Der Pfarrer verwies auch auf die umfangreichen Beratungsleistungen zugunsten von Flutopfern, insbesondere auch bei der Weiterleitung von Spenden. Mittlerweile sei das Engagement professionalisiert worden, verwies er auch auf den evangelischen Pfarrer Wolfram Witthöft, der weiterhin als zusätzlicher Seelsorger für Stolberger Hochwasser-Betroffene zur Verfügung steht. „Es gibt immer noch Immobilienbesitzer, die uns sagen, dass ihnen das Geld für die Reparatur fehlt.“ Mehr als 100.000 Euro, schätzt Wegmann, seien inzwischen an Geldern weitergereicht worden, die die evangelische Kirchengemeinde erreicht hätten: „Hunderten Menschen konnte damit geholfen werden.“ Um die Weitergabe von Sachspenden kümmert sich mittlerweile die Sozialorganisation „Wabe“, zum Beispiel Kleidung. „Auch da gibt es immer noch Nachfrage. „Es bleiben die Bilder und Sorgen, im Kopf, im Herzen, in der Seele.“ Gerade bei Menschen, die ihre zerstörten Wohnungen verlassen mussten.

Hilfseinrichtungen arbeiten Hand in Hand

Froh und glücklich zeigt sich Pfarrer Jens Wegmann über die enge Kooperation der verschiedenen Hilfseinrichtungen.
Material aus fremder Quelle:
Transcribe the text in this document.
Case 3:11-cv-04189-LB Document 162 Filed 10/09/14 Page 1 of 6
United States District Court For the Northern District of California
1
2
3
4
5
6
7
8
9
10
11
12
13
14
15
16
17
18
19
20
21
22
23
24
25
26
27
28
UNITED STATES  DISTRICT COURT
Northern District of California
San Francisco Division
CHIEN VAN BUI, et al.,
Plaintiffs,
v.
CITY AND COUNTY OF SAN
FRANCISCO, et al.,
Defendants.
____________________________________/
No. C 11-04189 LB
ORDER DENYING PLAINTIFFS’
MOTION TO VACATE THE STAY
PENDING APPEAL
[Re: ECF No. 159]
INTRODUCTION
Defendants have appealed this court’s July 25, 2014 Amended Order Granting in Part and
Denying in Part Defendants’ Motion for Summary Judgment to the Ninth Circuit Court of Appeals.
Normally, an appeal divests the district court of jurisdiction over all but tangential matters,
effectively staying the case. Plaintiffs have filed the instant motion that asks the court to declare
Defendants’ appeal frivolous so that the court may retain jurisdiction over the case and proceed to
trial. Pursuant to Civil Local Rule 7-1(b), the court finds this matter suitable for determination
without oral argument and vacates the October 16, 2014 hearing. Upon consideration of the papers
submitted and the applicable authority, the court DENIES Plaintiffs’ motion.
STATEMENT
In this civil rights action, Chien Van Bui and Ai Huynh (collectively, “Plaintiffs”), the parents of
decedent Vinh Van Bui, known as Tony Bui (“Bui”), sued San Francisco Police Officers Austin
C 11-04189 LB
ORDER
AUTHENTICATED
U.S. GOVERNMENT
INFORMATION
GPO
Hier werde „Hand in Hand“ gearbeitet – was auch noch lange weiter wichtig bleibe. Der Pfarrer verwies auch darauf, dass die evangelische Gemeinde auch „mit Räumen geholfen“ habe und dies auch weiterhin tun wolle, etwa im ökumenischen Gemeindezentrum an der Frankentalstraße, wo Platz für die wegen der Flutfolgen aus dem Rathaus vertriebene Stadtverwaltung gemacht worden sei. Auch bei Überbrückungslösungen für zerstörte Kindertagesstätten habe man helfen können. Gerade für die sichere Betreuung der Kinder sei eine Kontinuität von großer Wichtigkeit, so Wegmann.